Bush post-election war strategy?

A month before the elections, Pulitzer Prize-winning journalist Seymour Hersh predicted the consequences of a Bush victory for Iraq. "If Bush wins re-election, he will bomb and bomb and bomb," he said. "Civilian targets, civilian neighborhoods."

He was right. Within a week after the election, the administration launched a no-holds barred offensive against Fallujah. Unlike the first assault in 2003, this time around no building was out of bounds in a strategy that was summed by Capt. Paul Fowler in the Boston Globe: "The only way to root them out is to destroy everything in your path."

When the first air strike targeted the city's sole hospital, The New York Times explained the Pentagon's rationale: "The offensive also shut down what officers said was a propaganda weapon for the militants: Fallujah General Hospital, with its stream of reports of civilian casualties." ~From Rethinking Iraq by Lakshmi Chaudhry, AlterNet.com

 


The not so welcome home

The 1,200-plus death toll does not begin to weigh the burdens of war being shouldered by American soldiers.

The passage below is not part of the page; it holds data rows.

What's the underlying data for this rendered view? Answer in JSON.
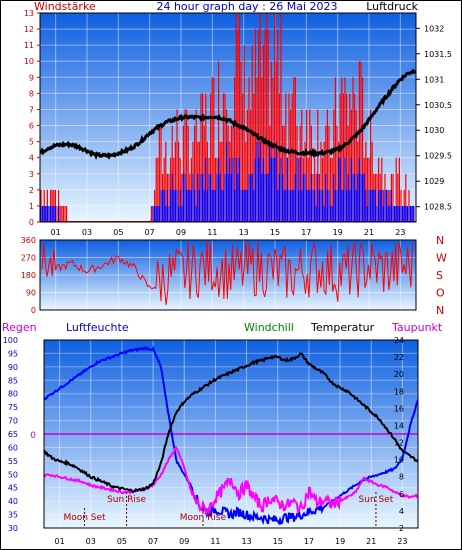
{
  "title": "24 hour graph day : 26 Mai 2023",
  "colors": {
    "bg_top": "#0f5fe0",
    "bg_bottom": "#e8f6ff",
    "wind_avg": "#0000ff",
    "wind_gust": "#ff0000",
    "pressure": "#000000",
    "direction": "#ff0000",
    "humidity": "#0000ff",
    "temperature": "#000000",
    "dewpoint": "#ff00ff",
    "windchill": "#008000",
    "rain": "#cc00cc",
    "axis_red": "#cc0000",
    "axis_blue": "#0000cc"
  },
  "chart_data": [
    {
      "type": "line",
      "title": "24 hour graph day : 26 Mai 2023",
      "left_label": "Windstärke",
      "right_label": "Luftdruck",
      "x_ticks": [
        "01",
        "03",
        "05",
        "07",
        "09",
        "11",
        "13",
        "15",
        "17",
        "19",
        "21",
        "23"
      ],
      "xlim": [
        0,
        24
      ],
      "ylim_left": [
        0,
        13
      ],
      "ylim_right": [
        1028.2,
        1032.3
      ],
      "y_ticks_left": [
        "0",
        "1",
        "2",
        "3",
        "4",
        "5",
        "6",
        "7",
        "8",
        "9",
        "10",
        "11",
        "12",
        "13"
      ],
      "y_ticks_right": [
        "1028.5",
        "1029",
        "1029.5",
        "1030",
        "1030.5",
        "1031",
        "1031.5",
        "1032"
      ],
      "pressure_series": {
        "x": [
          0,
          0.5,
          1,
          1.5,
          2,
          2.5,
          3,
          3.5,
          4,
          4.5,
          5,
          5.5,
          6,
          6.5,
          7,
          7.5,
          8,
          8.5,
          9,
          9.5,
          10,
          10.5,
          11,
          11.5,
          12,
          12.5,
          13,
          13.5,
          14,
          14.5,
          15,
          15.5,
          16,
          16.5,
          17,
          17.5,
          18,
          18.5,
          19,
          19.5,
          20,
          20.5,
          21,
          21.5,
          22,
          22.5,
          23,
          23.5,
          24
        ],
        "y": [
          1029.55,
          1029.65,
          1029.7,
          1029.72,
          1029.72,
          1029.67,
          1029.6,
          1029.52,
          1029.5,
          1029.5,
          1029.55,
          1029.6,
          1029.68,
          1029.8,
          1029.95,
          1030.05,
          1030.15,
          1030.2,
          1030.25,
          1030.26,
          1030.25,
          1030.25,
          1030.27,
          1030.25,
          1030.2,
          1030.12,
          1030.05,
          1029.95,
          1029.85,
          1029.76,
          1029.68,
          1029.62,
          1029.58,
          1029.56,
          1029.55,
          1029.55,
          1029.55,
          1029.58,
          1029.62,
          1029.72,
          1029.85,
          1030,
          1030.2,
          1030.42,
          1030.62,
          1030.82,
          1031,
          1031.12,
          1031.18
        ]
      },
      "wind_gust_profile": {
        "x": [
          0,
          0.5,
          1,
          1.5,
          2,
          2.5,
          3,
          3.5,
          4,
          4.5,
          5,
          5.5,
          6,
          6.5,
          7,
          7.5,
          8,
          8.5,
          9,
          9.5,
          10,
          10.5,
          11,
          11.5,
          12,
          12.5,
          13,
          13.5,
          14,
          14.5,
          15,
          15.5,
          16,
          16.5,
          17,
          17.5,
          18,
          18.5,
          19,
          19.5,
          20,
          20.5,
          21,
          21.5,
          22,
          22.5,
          23,
          23.5,
          24
        ],
        "y": [
          2,
          2,
          2,
          1,
          0,
          0,
          0,
          0,
          0,
          0,
          0,
          0,
          0,
          0,
          0,
          5,
          5,
          6,
          6,
          6,
          6,
          7,
          8,
          9,
          11,
          12,
          10,
          9,
          12,
          10,
          13,
          10,
          9,
          7,
          8,
          6,
          7,
          5,
          8,
          9,
          9,
          8,
          6,
          5,
          4,
          3,
          3,
          2,
          2
        ]
      },
      "wind_avg_profile": {
        "x": [
          0,
          0.5,
          1,
          1.5,
          2,
          2.5,
          3,
          3.5,
          4,
          4.5,
          5,
          5.5,
          6,
          6.5,
          7,
          7.5,
          8,
          8.5,
          9,
          9.5,
          10,
          10.5,
          11,
          11.5,
          12,
          12.5,
          13,
          13.5,
          14,
          14.5,
          15,
          15.5,
          16,
          16.5,
          17,
          17.5,
          18,
          18.5,
          19,
          19.5,
          20,
          20.5,
          21,
          21.5,
          22,
          22.5,
          23,
          23.5,
          24
        ],
        "y": [
          1,
          1,
          1,
          0,
          0,
          0,
          0,
          0,
          0,
          0,
          0,
          0,
          0,
          0,
          0,
          2,
          2,
          2,
          2,
          2,
          3,
          3,
          3,
          3,
          4,
          4,
          3,
          3,
          4,
          3,
          4,
          3,
          3,
          3,
          3,
          2,
          2,
          2,
          3,
          3,
          3,
          3,
          2,
          2,
          2,
          1,
          1,
          1,
          1
        ]
      }
    },
    {
      "type": "line",
      "series_name": "wind direction",
      "ylim": [
        0,
        360
      ],
      "y_ticks": [
        "0",
        "90",
        "180",
        "270",
        "360"
      ],
      "right_labels": [
        "N",
        "W",
        "S",
        "O",
        "N"
      ],
      "x_ticks": [
        "01",
        "03",
        "05",
        "07",
        "09",
        "11",
        "13",
        "15",
        "17",
        "19",
        "21",
        "23"
      ],
      "xlim": [
        0,
        24
      ],
      "profile": {
        "x": [
          0,
          1,
          2,
          3,
          4,
          5,
          6,
          7,
          8,
          9,
          10,
          11,
          12,
          13,
          14,
          15,
          16,
          17,
          18,
          19,
          20,
          21,
          22,
          23,
          24
        ],
        "y": [
          260,
          210,
          240,
          200,
          230,
          270,
          220,
          110,
          170,
          190,
          210,
          230,
          190,
          200,
          220,
          200,
          180,
          210,
          220,
          190,
          200,
          230,
          210,
          220,
          230
        ]
      }
    },
    {
      "type": "line",
      "labels": [
        "Regen",
        "Luftfeuchte",
        "Windchill",
        "Temperatur",
        "Taupunkt"
      ],
      "x_ticks": [
        "01",
        "03",
        "05",
        "07",
        "09",
        "11",
        "13",
        "15",
        "17",
        "19",
        "21",
        "23"
      ],
      "xlim": [
        0,
        24
      ],
      "ylim_humidity": [
        30,
        100
      ],
      "y_ticks_humidity": [
        "30",
        "35",
        "40",
        "45",
        "50",
        "55",
        "60",
        "65",
        "70",
        "75",
        "80",
        "85",
        "90",
        "95",
        "100"
      ],
      "ylim_temp": [
        2,
        24
      ],
      "y_ticks_temp": [
        "2",
        "4",
        "6",
        "8",
        "10",
        "12",
        "14",
        "16",
        "18",
        "20",
        "22",
        "24"
      ],
      "rain_label": "0",
      "annotations": [
        {
          "text": "Sun Rise",
          "x": 5.3
        },
        {
          "text": "Moon Set",
          "x": 2.6
        },
        {
          "text": "Moon Rise",
          "x": 10.2
        },
        {
          "text": "Sun Set",
          "x": 21.3
        }
      ],
      "humidity": {
        "x": [
          0,
          0.5,
          1,
          1.5,
          2,
          2.5,
          3,
          3.5,
          4,
          4.5,
          5,
          5.5,
          6,
          6.5,
          7,
          7.5,
          8,
          8.5,
          9,
          9.5,
          10,
          10.5,
          11,
          11.5,
          12,
          12.5,
          13,
          13.5,
          14,
          14.5,
          15,
          15.5,
          16,
          16.5,
          17,
          17.5,
          18,
          18.5,
          19,
          19.5,
          20,
          20.5,
          21,
          21.5,
          22,
          22.5,
          23,
          23.5,
          24
        ],
        "y": [
          78,
          80,
          82,
          84,
          86,
          88,
          90,
          92,
          93,
          94,
          95,
          96,
          96.5,
          97,
          96.5,
          90,
          72,
          55,
          50,
          45,
          38,
          36,
          37,
          36,
          35,
          36,
          35,
          34,
          34,
          33,
          33,
          34,
          34,
          35,
          36,
          37,
          38,
          40,
          42,
          44,
          46,
          48,
          49,
          50,
          51,
          52,
          56,
          68,
          78
        ]
      },
      "temperature": {
        "x": [
          0,
          0.5,
          1,
          1.5,
          2,
          2.5,
          3,
          3.5,
          4,
          4.5,
          5,
          5.5,
          6,
          6.5,
          7,
          7.5,
          8,
          8.5,
          9,
          9.5,
          10,
          10.5,
          11,
          11.5,
          12,
          12.5,
          13,
          13.5,
          14,
          14.5,
          15,
          15.5,
          16,
          16.5,
          17,
          17.5,
          18,
          18.5,
          19,
          19.5,
          20,
          20.5,
          21,
          21.5,
          22,
          22.5,
          23,
          23.5,
          24
        ],
        "y": [
          11,
          10.2,
          9.8,
          9.6,
          9.2,
          8.6,
          8.0,
          7.6,
          7.2,
          6.8,
          6.6,
          6.4,
          6.4,
          6.6,
          7.2,
          9.5,
          13.2,
          15.6,
          16.8,
          17.6,
          18.2,
          18.8,
          19.4,
          19.8,
          20.2,
          20.6,
          21.0,
          21.4,
          21.6,
          22.0,
          22.0,
          21.6,
          21.8,
          22.4,
          21.2,
          20.6,
          20.0,
          19.0,
          18.4,
          18.0,
          17.2,
          16.4,
          15.6,
          14.8,
          13.6,
          12.4,
          11.0,
          10.4,
          9.8
        ]
      },
      "dewpoint": {
        "x": [
          0,
          0.5,
          1,
          1.5,
          2,
          2.5,
          3,
          3.5,
          4,
          4.5,
          5,
          5.5,
          6,
          6.5,
          7,
          7.5,
          8,
          8.5,
          9,
          9.5,
          10,
          10.5,
          11,
          11.5,
          12,
          12.5,
          13,
          13.5,
          14,
          14.5,
          15,
          15.5,
          16,
          16.5,
          17,
          17.5,
          18,
          18.5,
          19,
          19.5,
          20,
          20.5,
          21,
          21.5,
          22,
          22.5,
          23,
          23.5,
          24
        ],
        "y": [
          8.2,
          8.2,
          8.0,
          7.8,
          7.6,
          7.4,
          7.0,
          6.8,
          6.6,
          6.4,
          6.2,
          6.2,
          6.4,
          6.6,
          7.0,
          8.2,
          10.0,
          11.5,
          9.0,
          6.0,
          4.5,
          4.0,
          5.5,
          6.5,
          7.8,
          6.0,
          7.0,
          5.5,
          4.5,
          5.5,
          5.0,
          4.6,
          5.0,
          4.2,
          6.4,
          5.0,
          5.2,
          4.8,
          5.2,
          5.6,
          6.2,
          7.8,
          7.4,
          7.0,
          6.8,
          6.2,
          5.8,
          5.6,
          5.8
        ]
      }
    }
  ]
}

It doesn't count the wounded.

The Pentagon counts 10,000 wounded among the combat-related casualties of war, but there are tens of thousands of non-combat related injuries that are airbrushed out of this carefully edited picture of the occupation. More than 31,000 veterans have sought "disability" benefits for physical or psychological injuries. And most medical and military experts concede that post traumatic stress disorder - which can lead to alcoholism, domestic abuse, homelessness, and suicide - could affect up to 75 percent of all returning soldiers. Let's not forget that a great number of these men and women are between 18 and 22 years old, their young lives destroyed by a cruel, futile and arguably illegal war.

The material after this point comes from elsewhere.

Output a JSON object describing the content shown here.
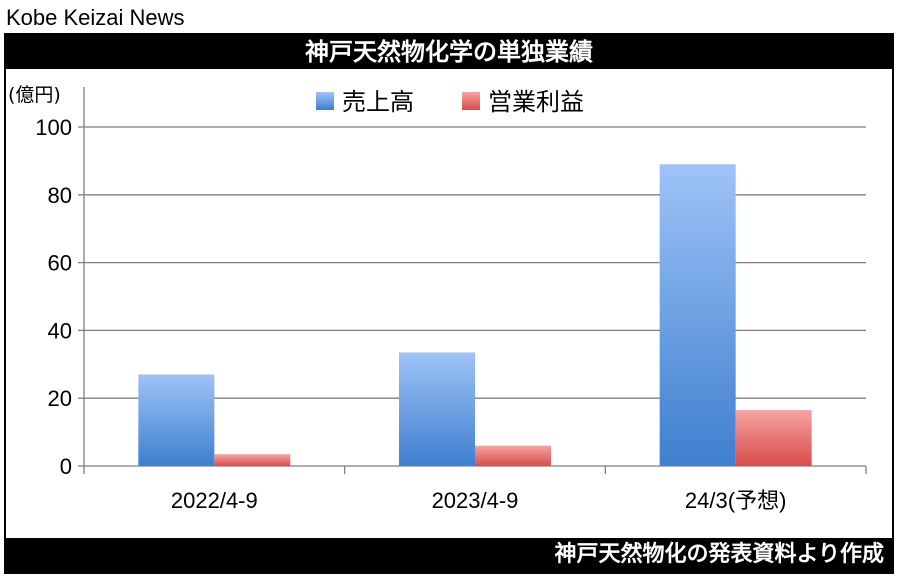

Vietnam-era veterans can tell soldiers returning from Iraq all about the benefits of Veteran's Administration medical care. The legacy of American soldiers broken in U.S.-led corporate wars continues.

 


Mel Gibson, a hero of many conservatives, shocked many of his fans after the People's Choice awards January 9 by declaring that he liked Michael Moore's "Fahrenheit 911" and exclaimed: "What the hell are we doing in Iraq? No one can explain to me in a reasonable manner that I can accept why we're there, why we went there, and why we're still there."